Entertaining shots of melting Murania! Only Gene and his two idiots think of using the elevator — everyone else is fleeing straight into the holocaust, apart from the robots who merely plod doggedly towards it.
Gene and his pals join up with Frankie and Betsy, and they find exactly the right number of horses in the Muranian stables. But then they remember all the other horses, and rescue them. The Muranian PEOPLE can go whistle. All this is shown to us on Queen Tika’s television, making it TWICE AS EXCITING.
Queen Tika staggers regally over to the big knife switch that opens the garage door to the surface, then ascends to her throne one last time as her world literally crumbles around her, a moment that could have been powerfully moving were it not totally obscured by smoke. Finally, the melting models (a cheap optical effect) are replaced by a melting Queen, and the disintegrator at last disintegrates itself.

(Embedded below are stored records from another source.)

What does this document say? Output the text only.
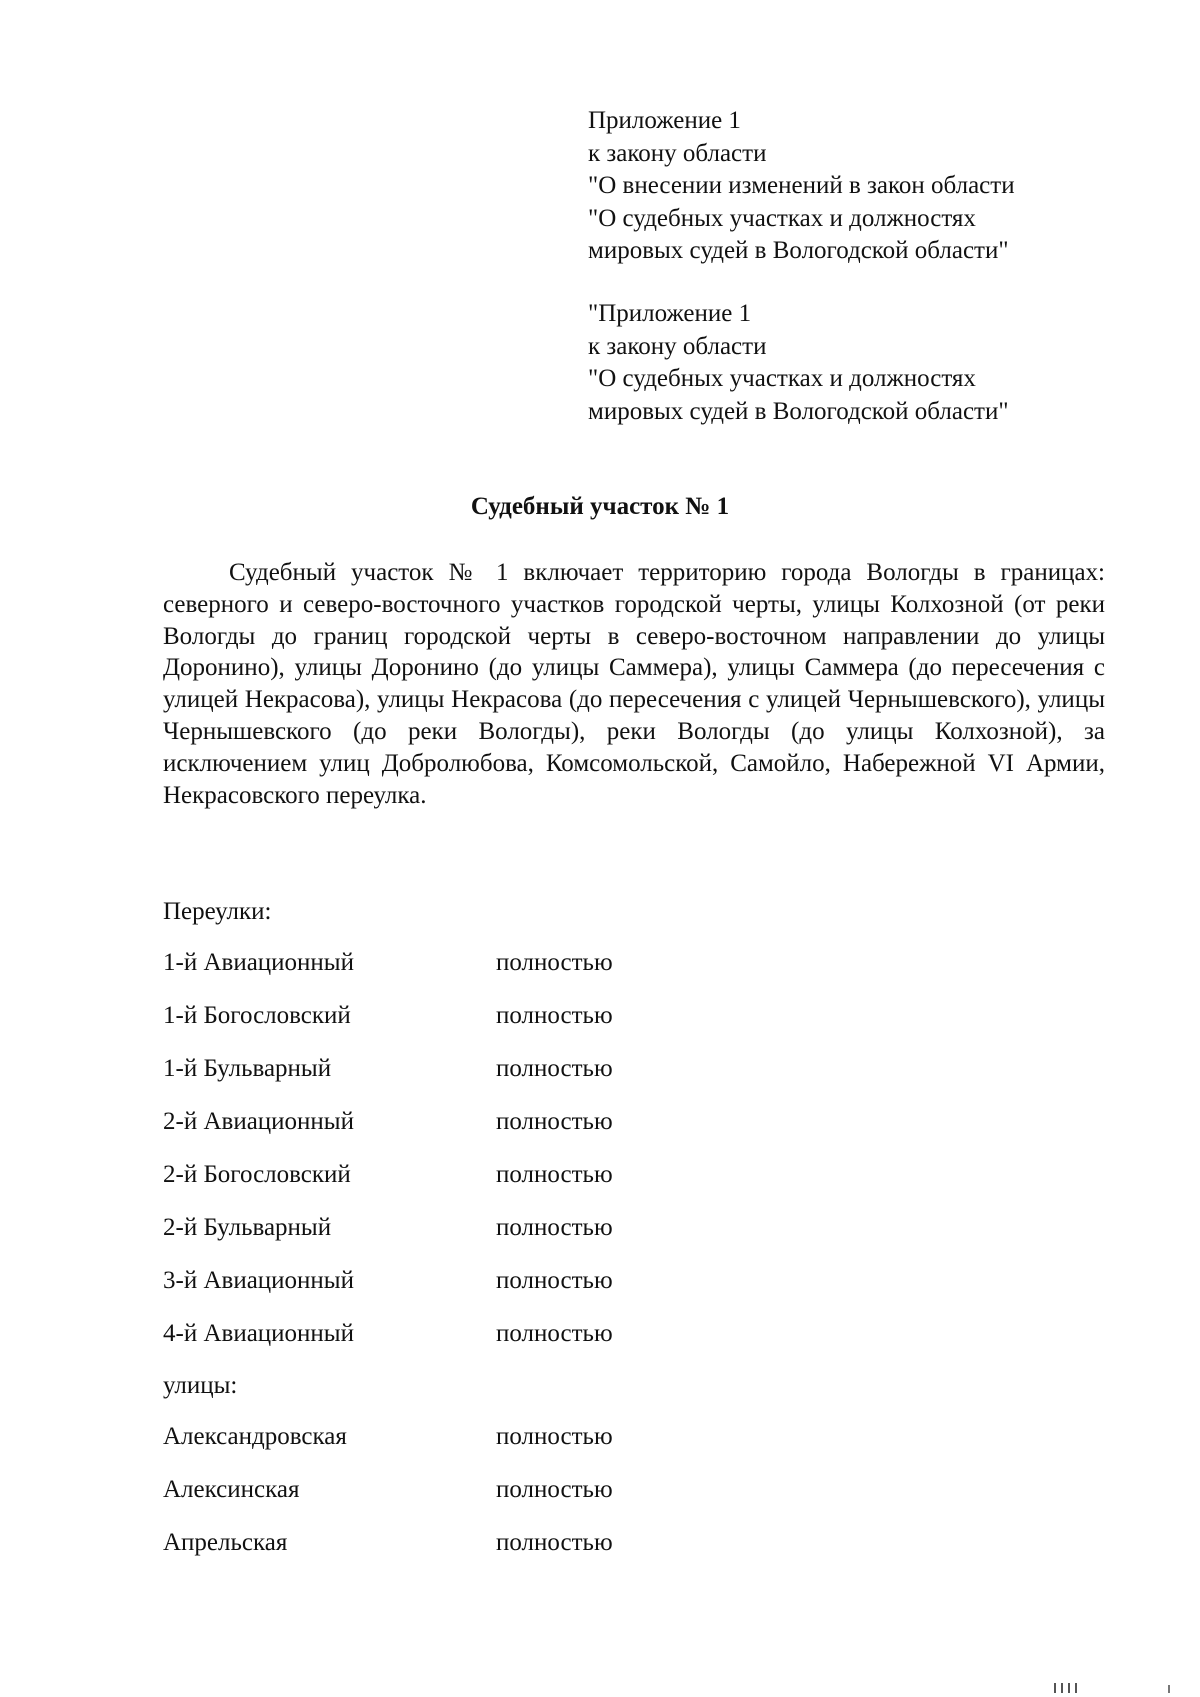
Приложение 1
к закону области
"О внесении изменений в закон области
"О судебных участках и должностях
мировых судей в Вологодской области"
"Приложение 1
к закону области
"О судебных участках и должностях
мировых судей в Вологодской области"
Судебный участок № 1

Судебный участок № 1 включает территорию города Вологды в границах: северного и северо-восточного участков городской черты, улицы Колхозной (от реки Вологды до границ городской черты в северо-восточном направлении до улицы Доронино), улицы Доронино (до улицы Саммера), улицы Саммера (до пересечения с улицей Некрасова), улицы Некрасова (до пересечения с улицей Чернышевского), улицы Чернышевского (до реки Вологды), реки Вологды (до улицы Колхозной), за исключением улиц Добролюбова, Комсомольской, Самойло, Набережной VI Армии, Некрасовского переулка.

Переулки:
1-й Авиационный	полностью
1-й Богословский	полностью
1-й Бульварный	полностью
2-й Авиационный	полностью
2-й Богословский	полностью
2-й Бульварный	полностью
3-й Авиационный	полностью
4-й Авиационный	полностью
улицы:
Александровская	полностью
Алексинская	полностью
Апрельская	полностью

And with one bound our heroes are free, having contributed substantially to the destruction of an entire civilisation. “But it was worth it,” says Frankie, “I learned a lot of new scientific things.” Betsy is upbeat: “I’m going back to Murania someday, and see what’s left,” she beams. The disgusting ghoul. “I’m afraid there isn’t very much left of the city,” says Gene, dampening her youthful spirits, “But we’ll probably find enough radium to make us all rich.”
When Mike Hodges made his FLASH GORDON, he saw it as a slight satire of American interventionist foreign policy, which never quite convinced me as a valid allegory. But had he instead made THE PHANTOM EMPIRE, he’d have had a pretty solid footing, it seems to me.
Until now, the serial had seemed in danger of neglecting its subplot about the tricky Professor Beetson and his cronies, and Gene’s false murder rap, and his radio show, but now these come to the fore with a truly heroic sense of anticlimax. Gene blows up a city then sorts out his legal difficulties! I suppose we’ll end with him reordering his record collection.
Meanwhile… in a cavern… in a canyon… excavating for a mine… Professor Beetson deals with a labour dispute from his miners. The excitement just keeps building! But it actually does, since rather than going through some kind of ombudsman, he opts to shoot them down like dogs. You could do that then, before they introduced all this red tape. trump is going to bring this kind of thing back, and everyone will be happier.

Gene finds one of the dying men and attends to the poor fellow, shaking him violently by the collar. “Who shot yuh? Yuh might as well tell me!” he says, compassionately. Mistaking these words for the supreme unction, the bullet-ridden miner promptly expires.
Meanwhile — will Gene make it back in time to do his radio broadcast? Given that he’s now a radium millionaire, we probably shouldn’t be concerned, but we are EXTREMELY concerned — this obviously matters more than the deaths of hundreds of thousands of Muranians.
The broadcast is a typically exciting one — Gene attempts to reveal Beetson’s perfidies live on air, and gets his hat shot off. Exciting chase! Song! Punch-up! That’s like the four food groups of western entertainment. Beetson incriminates himself on an imitation Muranian television screen cobbled together by Frankie Darro ina spare forty seconds, and this is witnessed by the sheriff.
Gene “plays us out” (what does that MEAN?) with his moronic “owls go hoo” song which I now realise concerns Noah’s ark. A clear thematic bond is f0rmed with the survivors of a lost civilisation whom this serial has so ably extirpated. Then Gene does some yodeling, which doesn’t seem to connect to the main premise as neatly, and the thing is over.